Lilli Tagger is the most consequential Austrian women's prospect since the Thiem era, and she's built around the rarest shot in the women's game. Born in Lienz in February 2008, she pushed to abandon her two-hander as a preteen — inspired by Roger Federer and compatriot Dominic Thiem, she wanted the switch at 10, and it took two years and winning a bet with her coach before she was allowed to do it. She moved to Varese, Italy, where she's coached by Francesca Schiavone, the last woman with a one-handed backhand to win a Grand Slam title, at Roland Garros in 2010.
The backhand is the headline, but it isn't the whole game. At 6-foot-1 she pairs it with real serve power — a tall frame, a big serve (33 aces in five matches in Mumbai) and a powerful forehand to complement her signature shot. The junior breakthrough was Paris: at the 2025 girls' event she went through unseeded without dropping a set, beating four seeds including world No. 1 Emerson Jones and Hannah Klugman 6-2, 6-0 in the final to become the first Austrian to win a junior major.

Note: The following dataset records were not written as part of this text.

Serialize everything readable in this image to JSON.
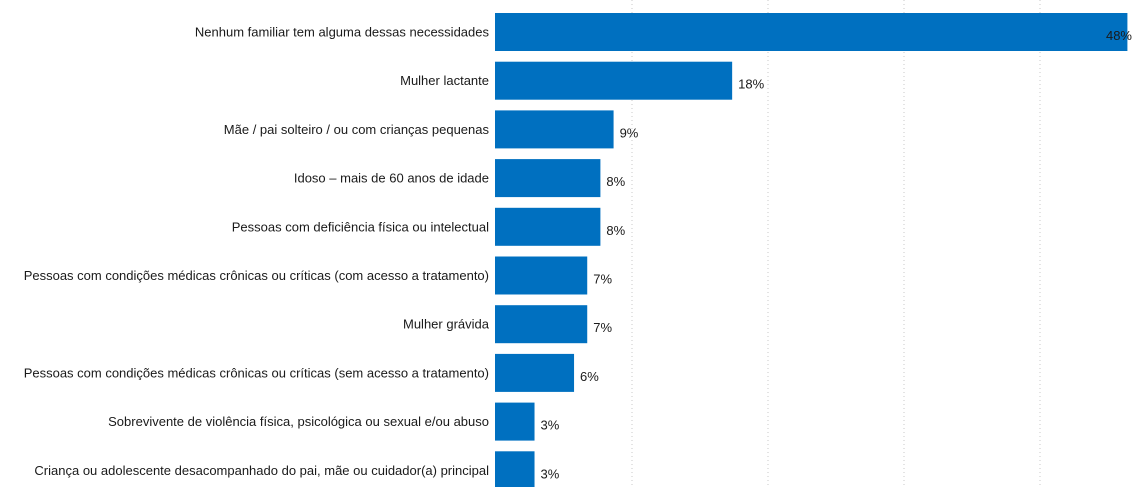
{
  "chart_data": {
    "type": "bar",
    "orientation": "horizontal",
    "title": "",
    "xlabel": "",
    "ylabel": "",
    "xlim": [
      0,
      48.5
    ],
    "grid": true,
    "legend": "none",
    "bar_color": "#0070c0",
    "categories": [
      "Nenhum familiar tem alguma dessas necessidades",
      "Mulher lactante",
      "Mãe / pai solteiro / ou com crianças pequenas",
      "Idoso – mais de 60 anos de idade",
      "Pessoas com deficiência física ou intelectual",
      "Pessoas com condições médicas crônicas ou críticas (com acesso a tratamento)",
      "Mulher grávida",
      "Pessoas com condições médicas crônicas ou críticas (sem acesso a tratamento)",
      "Sobrevivente de violência física, psicológica ou sexual e/ou abuso",
      "Criança ou adolescente desacompanhado do pai, mãe ou cuidador(a) principal"
    ],
    "values": [
      48,
      18,
      9,
      8,
      8,
      7,
      7,
      6,
      3,
      3
    ],
    "value_labels": [
      "48%",
      "18%",
      "9%",
      "8%",
      "8%",
      "7%",
      "7%",
      "6%",
      "3%",
      "3%"
    ]
  }
}
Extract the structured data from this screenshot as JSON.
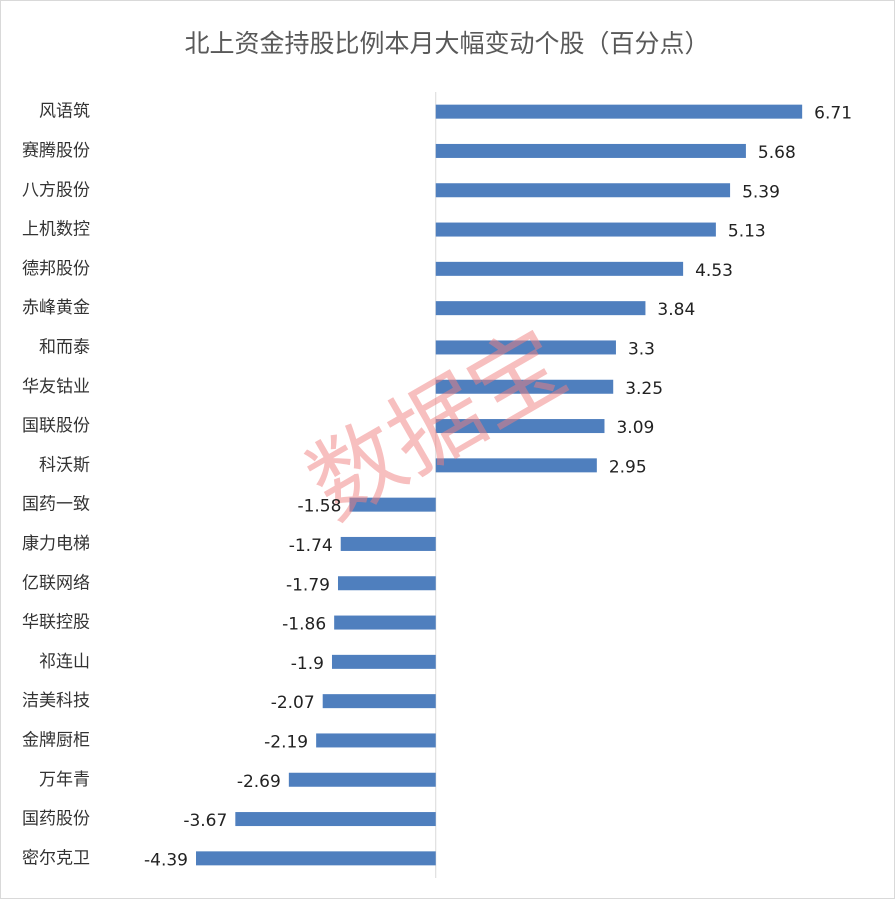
{
  "chart_data": {
    "type": "bar",
    "orientation": "horizontal",
    "title": "北上资金持股比例本月大幅变动个股（百分点）",
    "watermark": "数据宝",
    "categories": [
      "风语筑",
      "赛腾股份",
      "八方股份",
      "上机数控",
      "德邦股份",
      "赤峰黄金",
      "和而泰",
      "华友钴业",
      "国联股份",
      "科沃斯",
      "国药一致",
      "康力电梯",
      "亿联网络",
      "华联控股",
      "祁连山",
      "洁美科技",
      "金牌厨柜",
      "万年青",
      "国药股份",
      "密尔克卫"
    ],
    "values": [
      6.71,
      5.68,
      5.39,
      5.13,
      4.53,
      3.84,
      3.3,
      3.25,
      3.09,
      2.95,
      -1.58,
      -1.74,
      -1.79,
      -1.86,
      -1.9,
      -2.07,
      -2.19,
      -2.69,
      -3.67,
      -4.39
    ],
    "color": "#4f7fbe",
    "xlim": [
      -4.5,
      7
    ]
  }
}
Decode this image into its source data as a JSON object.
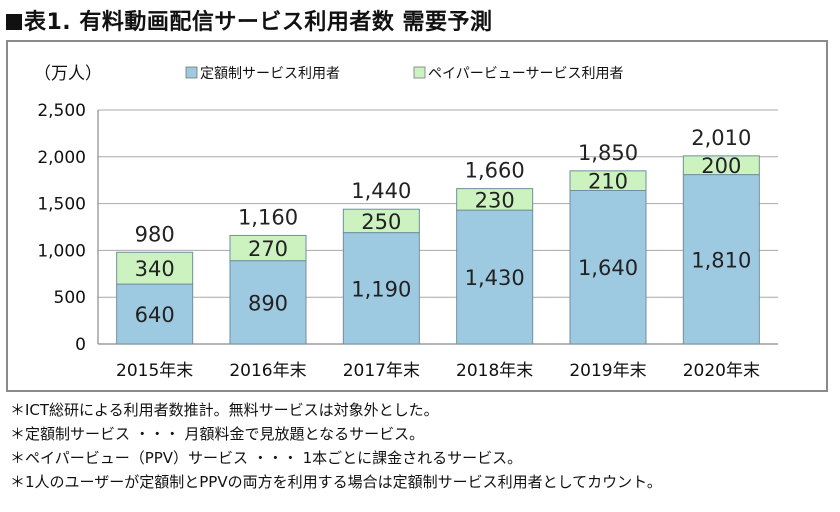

Her senior climb has been just as fast. Her first ITF title came at W35 Terrassa over Lois Boisson, who'd later reach the Roland Garros senior semifinals. In late 2025 she reached a WTA Tour final in Jiujiang, then her first WTA 125 final in Mumbai. The signature run came at home: at the Linz Open she beat Paula Badosa and Liudmila Samsonova to make a WTA 500 quarterfinal, falling to Anastasia Potapova. That run made her the first player born in 2008 to crack the top 100 of either tour.
The current beat is a teenager learning the tour week to week. She has a career-high of No. 90, a WTA 1000 main-draw debut already logged at Indian Wells, and a first-round exit to Xinyu Wang at the French Open. With Austria still searching for a post-Thiem flag-bearer, Tagger is the most obvious answer — and the most fun to watch.